Switching documents leaves entries on the stack whose closures reference the prior document's data. Replaying them is wrong. Use clear() on the relevant scopes whenever the application's underlying state has changed in a way that invalidates history.

Per-scope clear

import { useEffect } from "react";
import { useAmnesia } from "react-amnesia";

export function useDocumentReset(documentId: string) {
const { clear } = useAmnesia();
useEffect(() => {
clear();
}, [documentId, clear]);
}

useAmnesia(scopeId).clear() wipes only that scope. useAmnesia() without an arg clears the active scope.

Provider-wide clear

For multi-scope apps, you usually want to clear ALL scopes on a document switch:

import { useEffect } from "react";
import { useAmnesiaScopes } from "react-amnesia";

export function useFullReset(documentId: string) {
const { clear } = useAmnesiaScopes();
useEffect(() => {
clear(); // no arg → every registered scope
}, [documentId, clear]);
}

Remount as the alternative

A clean alternative to imperative clear() is to remount the provider with a key:

<AmnesiaProvider key={documentId}>
<DocumentEditor />
</AmnesiaProvider>

The previous AmnesiaProvider instance unmounts (its in-flight async ops are aborted via the AbortSignal), and a fresh provider mounts with empty stacks.

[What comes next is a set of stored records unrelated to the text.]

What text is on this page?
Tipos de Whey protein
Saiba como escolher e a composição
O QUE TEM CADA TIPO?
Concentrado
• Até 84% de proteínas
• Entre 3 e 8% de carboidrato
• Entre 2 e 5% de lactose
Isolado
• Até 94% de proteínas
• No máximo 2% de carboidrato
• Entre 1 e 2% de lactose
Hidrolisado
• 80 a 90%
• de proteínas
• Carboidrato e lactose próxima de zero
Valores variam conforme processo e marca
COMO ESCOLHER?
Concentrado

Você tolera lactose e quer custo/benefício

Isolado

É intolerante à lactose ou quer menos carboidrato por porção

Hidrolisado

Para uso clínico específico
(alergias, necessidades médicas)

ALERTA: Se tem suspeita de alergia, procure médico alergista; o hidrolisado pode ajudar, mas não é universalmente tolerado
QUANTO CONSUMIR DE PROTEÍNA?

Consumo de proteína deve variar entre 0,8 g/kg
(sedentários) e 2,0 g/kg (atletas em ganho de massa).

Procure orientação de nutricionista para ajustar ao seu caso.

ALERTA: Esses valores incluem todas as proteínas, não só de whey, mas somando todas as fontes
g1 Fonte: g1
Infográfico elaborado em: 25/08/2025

Use this when scopes themselves should be reset (different documents may want different scope sets); use imperative clear() when the scope shape stays the same and you just want to wipe history.

Logout

Auth-scoped data is a particularly important case. Closures may capture user-specific tokens or ids. After logout, those references are stale and likely also leak into your error tracker via onError. Always clear() (or remount) on auth state change.

Useful side effect: cancellation

clear() and dispose() abort every in-flight async op via the AbortSignal. A document switch mid-fetch automatically cancels the network call.